There are many jar packages that support solr Chinese word segmentation, such as the IKAnalyzer Chinese word segmentation we use

We first import the jar package of IKAnalyzer. Note that the jar package of IKAnalyzer should correspond to the solr version, otherwise it will be executed.

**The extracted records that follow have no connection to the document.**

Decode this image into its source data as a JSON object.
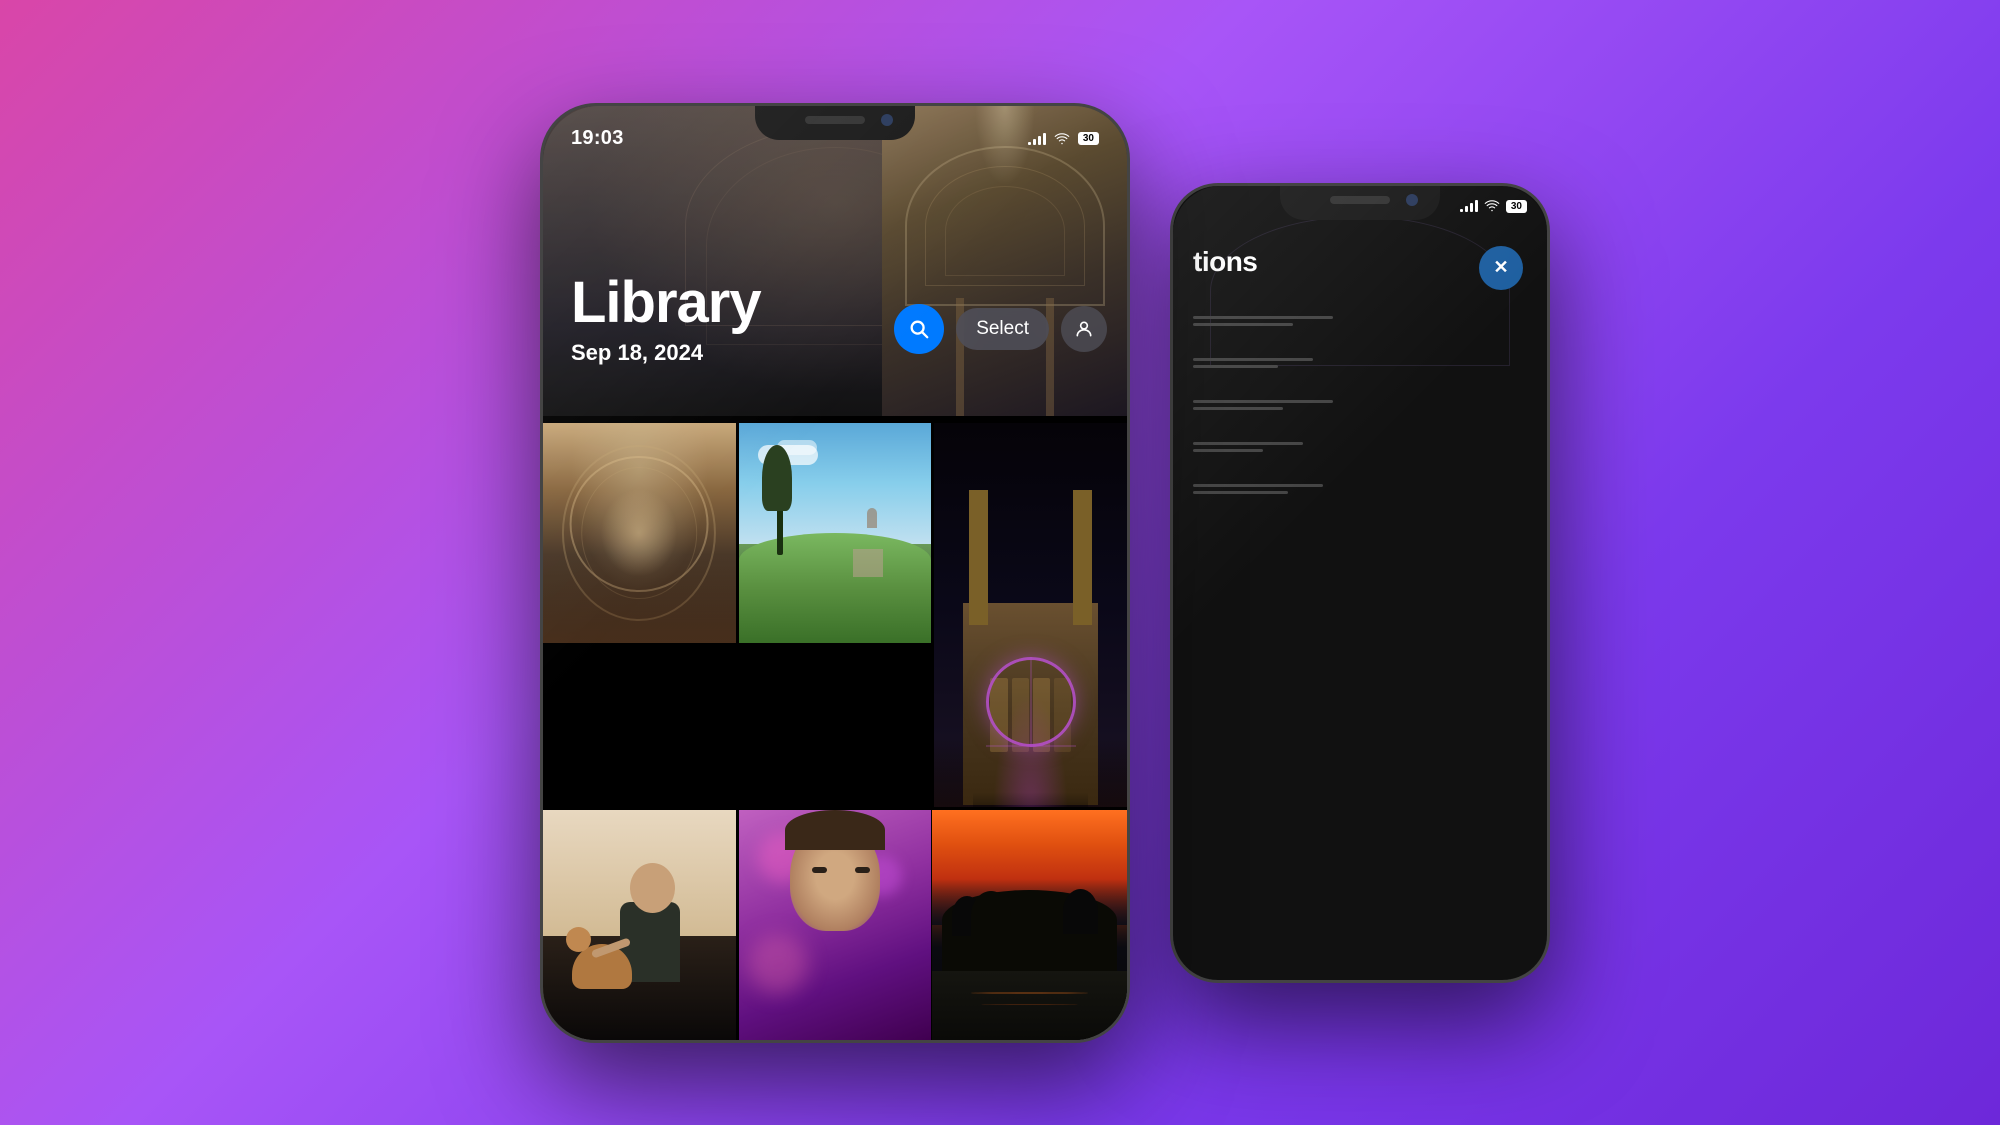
{
  "background": {
    "gradient": "linear-gradient(135deg, #d946a8 0%, #a855f7 40%, #7c3aed 70%, #6d28d9 100%)"
  },
  "phone1": {
    "status_bar": {
      "time": "19:03",
      "signal": "signal-icon",
      "wifi": "wifi-icon",
      "battery": "30"
    },
    "header": {
      "title": "Library",
      "date": "Sep 18, 2024",
      "search_btn_label": "Search",
      "select_btn_label": "Select",
      "person_btn_label": "Person"
    },
    "photos": [
      {
        "id": "ceiling",
        "description": "Ornate church ceiling"
      },
      {
        "id": "countryside",
        "description": "Countryside church on hill"
      },
      {
        "id": "battersea",
        "description": "Battersea power station with ferris wheel"
      },
      {
        "id": "person-dog",
        "description": "Person sitting with dog"
      },
      {
        "id": "face",
        "description": "Person face with pink light"
      },
      {
        "id": "lake-sunset",
        "description": "Tree silhouette reflected in lake at sunset"
      }
    ]
  },
  "phone2": {
    "status_bar": {
      "signal": "signal-icon",
      "wifi": "wifi-icon",
      "battery": "30"
    },
    "header": {
      "title": "tions",
      "close_btn_label": "Close"
    },
    "list_items": [
      {
        "lines": [
          140,
          100
        ]
      },
      {
        "lines": [
          120,
          80
        ]
      },
      {
        "lines": [
          140,
          90
        ]
      },
      {
        "lines": [
          110,
          70
        ]
      },
      {
        "lines": [
          130,
          85
        ]
      }
    ]
  }
}
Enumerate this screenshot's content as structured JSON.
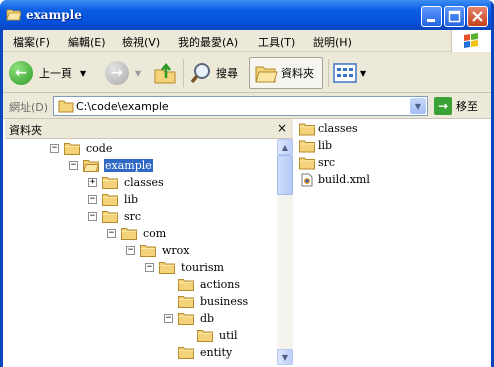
{
  "window": {
    "title": "example"
  },
  "menu": {
    "items": [
      "檔案(F)",
      "編輯(E)",
      "檢視(V)",
      "我的最愛(A)",
      "工具(T)",
      "說明(H)"
    ]
  },
  "toolbar": {
    "back_label": "上一頁",
    "search_label": "搜尋",
    "folders_label": "資料夾"
  },
  "address": {
    "label": "網址(D)",
    "value": "C:\\code\\example",
    "go_label": "移至"
  },
  "left_pane": {
    "title": "資料夾",
    "close_glyph": "×",
    "tree": [
      {
        "label": "code",
        "depth": 2,
        "expander": "−",
        "selected": false
      },
      {
        "label": "example",
        "depth": 3,
        "expander": "−",
        "selected": true
      },
      {
        "label": "classes",
        "depth": 4,
        "expander": "+",
        "selected": false
      },
      {
        "label": "lib",
        "depth": 4,
        "expander": "−",
        "selected": false
      },
      {
        "label": "src",
        "depth": 4,
        "expander": "−",
        "selected": false
      },
      {
        "label": "com",
        "depth": 5,
        "expander": "−",
        "selected": false
      },
      {
        "label": "wrox",
        "depth": 6,
        "expander": "−",
        "selected": false
      },
      {
        "label": "tourism",
        "depth": 7,
        "expander": "−",
        "selected": false
      },
      {
        "label": "actions",
        "depth": 8,
        "expander": "",
        "selected": false
      },
      {
        "label": "business",
        "depth": 8,
        "expander": "",
        "selected": false
      },
      {
        "label": "db",
        "depth": 8,
        "expander": "−",
        "selected": false
      },
      {
        "label": "util",
        "depth": 9,
        "expander": "",
        "selected": false
      },
      {
        "label": "entity",
        "depth": 8,
        "expander": "",
        "selected": false
      }
    ]
  },
  "right_pane": {
    "files": [
      {
        "name": "classes",
        "icon": "folder-icon"
      },
      {
        "name": "lib",
        "icon": "folder-icon"
      },
      {
        "name": "src",
        "icon": "folder-icon"
      },
      {
        "name": "build.xml",
        "icon": "xml-file-icon"
      }
    ]
  },
  "colors": {
    "selection": "#316ac5",
    "titlebar": "#0550d9",
    "folder": "#f3d27a"
  }
}
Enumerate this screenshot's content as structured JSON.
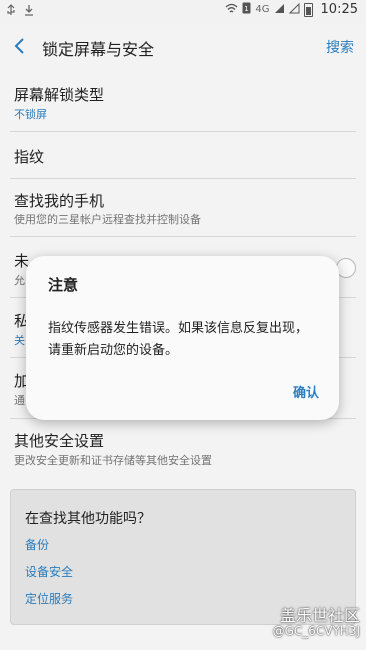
{
  "status_bar": {
    "time": "10:25",
    "network_label": "4G",
    "left_icons": [
      "usb-icon",
      "download-icon"
    ],
    "right_icons": [
      "wifi-icon",
      "sim-1-icon",
      "signal-icon",
      "signal-icon-2",
      "battery-icon"
    ]
  },
  "header": {
    "title": "锁定屏幕与安全",
    "search_label": "搜索"
  },
  "settings": [
    {
      "title": "屏幕解锁类型",
      "subtitle": "不锁屏"
    },
    {
      "title": "指纹",
      "subtitle": ""
    },
    {
      "title": "查找我的手机",
      "subtitle": "使用您的三星帐户远程查找并控制设备"
    },
    {
      "title": "未",
      "subtitle": "允"
    },
    {
      "title": "私",
      "subtitle": "关"
    },
    {
      "title": "加",
      "subtitle": "通"
    },
    {
      "title": "其他安全设置",
      "subtitle": "更改安全更新和证书存储等其他安全设置"
    }
  ],
  "dialog": {
    "title": "注意",
    "message": "指纹传感器发生错误。如果该信息反复出现，请重新启动您的设备。",
    "ok_label": "确认"
  },
  "suggestions": {
    "title": "在查找其他功能吗？",
    "links": [
      "备份",
      "设备安全",
      "定位服务"
    ]
  },
  "watermark": {
    "brand": "盖乐世社区",
    "user": "@GC_6CVYH3J"
  },
  "colors": {
    "accent": "#2b7fc1",
    "background": "#f8f8f8",
    "card": "#e6e6e6"
  }
}
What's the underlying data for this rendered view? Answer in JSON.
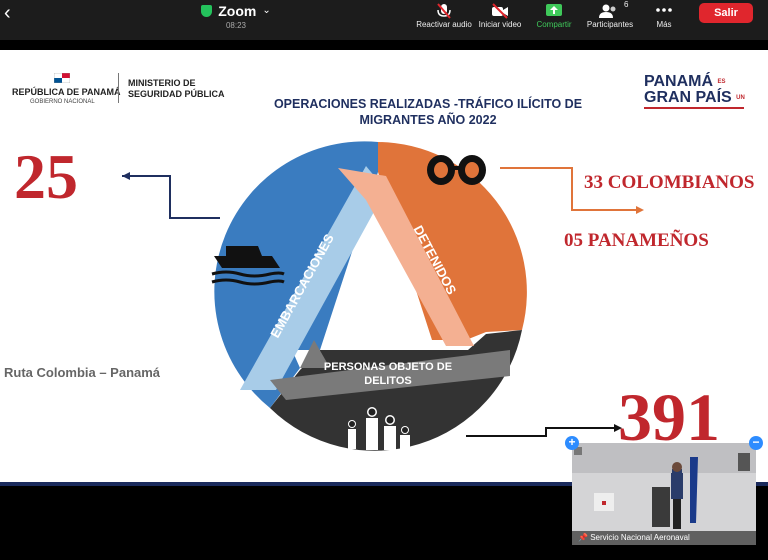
{
  "app": {
    "title": "Zoom",
    "timer": "08:23",
    "back_icon": "chevron-left-icon",
    "security_icon": "shield-check-icon"
  },
  "toolbar": {
    "audio_label": "Reactivar audio",
    "video_label": "Iniciar video",
    "share_label": "Compartir",
    "participants_label": "Participantes",
    "participants_count": "6",
    "more_label": "Más",
    "leave_label": "Salir"
  },
  "slide": {
    "ministry": {
      "country": "REPÚBLICA DE PANAMÁ",
      "gov": "GOBIERNO NACIONAL",
      "ministry_line1": "MINISTERIO DE",
      "ministry_line2": "SEGURIDAD PÚBLICA"
    },
    "title_line1": "OPERACIONES REALIZADAS -TRÁFICO ILÍCITO DE",
    "title_line2": "MIGRANTES AÑO 2022",
    "brand": {
      "line1": "PANAMÁ",
      "small1": "ES",
      "small2": "UN",
      "line2": "GRAN PAÍS"
    },
    "number_boats": "25",
    "detained_colombians": "33 COLOMBIANOS",
    "detained_panamanians": "05 PANAMEÑOS",
    "route": "Ruta Colombia – Panamá",
    "number_persons": "391",
    "cycle_labels": {
      "embarcaciones": "EMBARCACIONES",
      "detenidos": "DETENIDOS",
      "personas_line1": "PERSONAS OBJETO DE",
      "personas_line2": "DELITOS"
    },
    "colors": {
      "blue": "#3a7cc0",
      "orange": "#e0743a",
      "dark": "#333333",
      "red": "#c0272d",
      "navy": "#1f2f5f"
    }
  },
  "video_tile": {
    "name": "Servicio Nacional Aeronaval",
    "pin_icon": "pin-icon"
  }
}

Then at the end of the managed-schema file:

 

    <!-- IKAnalyzer Chinese tokenizer. If the version does not correspond to solr, an abstract method error will be reported -->
	<fieldType name="text_ik" class="solr.TextField">
	    <!--Tokenizer when indexing -->
		<analyzer type="index" isMaxWordLength="false" class="org.wltea.analyzer.lucene.IKAnalyzer"/>
		<!--The tokenizer when querying -->
		<analyzer type="query" isMaxWordLength="true" class="org.wltea.analyzer.lucene.IKAnalyzer"/>
	</fieldType>

 Then, for example, the context field in our database table needs to be segmented, then modify the field:

 

 

<field name="context" type="text_ik" indexed="true" stored="true" multiValued="false"/>

 That is, modify the type to the name of the tokenizer

 

 

At this time, we are going to solr to query, let's fill in some data first:



 Check out the results:



 5. solrJ is a tool jar package that connects our java project and solr, which is very practical

Simple usage example:

 

public class SolrQueryTest {
	
	//solr server address  
    public static final String solrServerUrl = "http://localhost:8080/solr";  
    
    //core under solrhome  
    public static final String solrCroeHome = "my_solr";  
    
    @SuppressWarnings({ "resource", "deprecation" })
	public static void main(String[] args) {
    	try {
    		//SolrClient client = new HttpSolrClient(solrServerUrl + "/" + solrCroeHome);
			//QueryResponse resp = client.query(new SolrQuery("*:*"));
			
			SolrClient client = new HttpSolrClient(solrServerUrl);
			QueryResponse resp = client.query(solrCroeHome, new SolrQuery("*:*"));
			List<TestBean> lists =  resp.getBeans(TestBean.class);
			System.out.println(lists);
		} catch (SolrServerException e) {
			e.printStackTrace ();
		} catch (IOException e) {
			e.printStackTrace ();
		}
	}
}

 Bean (note that there is an annotation of solrJ):

 

 

public class TestBean {

	@Field("solrID")
	private String solrID;
	
	@Field("context")
	private String context;
	
	@Field("updateTime")
	private Date updateTime;

	public String getSolrID() {
		return solrID;
	}

	public void setSolrID(String solrID) {
		this.solrID = solrID;
	}

	public String getContext() {
		return context;
	}

	public void setContext(String context) {
		this.context = context;
	}

	public Date getUpdateTime() {
		return updateTime;
	}

	public void setUpdateTime(Date updateTime) {
		this.updateTime = updateTime;
	}

}

 Solr also has many methods when querying, which can set query conditions, such as paging, sharding retrieval, result filtering conditions, sorting, etc. The following is just an example, a code snippet of one of my functions:

 

 

		/**
		 * Set query information
		 */
	        solrQuery.setQuery(this.getQueryFields(keyWord)); //Set the basic query
	        
	        /**
	         * Set query conditions
	         */
	        solrQuery.setFilterQueries(this.getFielder(condition));
	        
	        /**
	         * Pagination
	         */
	        solrQuery.setStart(pInteger);
	        solrQuery.setRows(systemConfigureUtil.getSolrRow());
			
	        /**
	         * Fragment retrieval (categorical retrieval)——
	         */
	        solrQuery.setFacet(systemConfigureUtil.isFacet());
	        solrQuery.add("facet.field", systemConfigureUtil.getFacetStr()); //Can be classified by multiple fields, separated by commas

	        /**
	         * Set filter results - those fields can be queried
	         */
	        solrQuery.add("fl", systemConfigureUtil.getFilterFields());
	        
	        /**
	         * Sort, note that there is order
	         */
	        solrQuery.setSort(this.getSort(0)); //setSort() will overwrite the previous query condition
	        solrQuery.addSort("sort", SolrQuery.ORDER.desc); //addSort() will not overwrite the previous query conditions

 

 

So far, that's all I've learned about solr, and I'll continue to learn.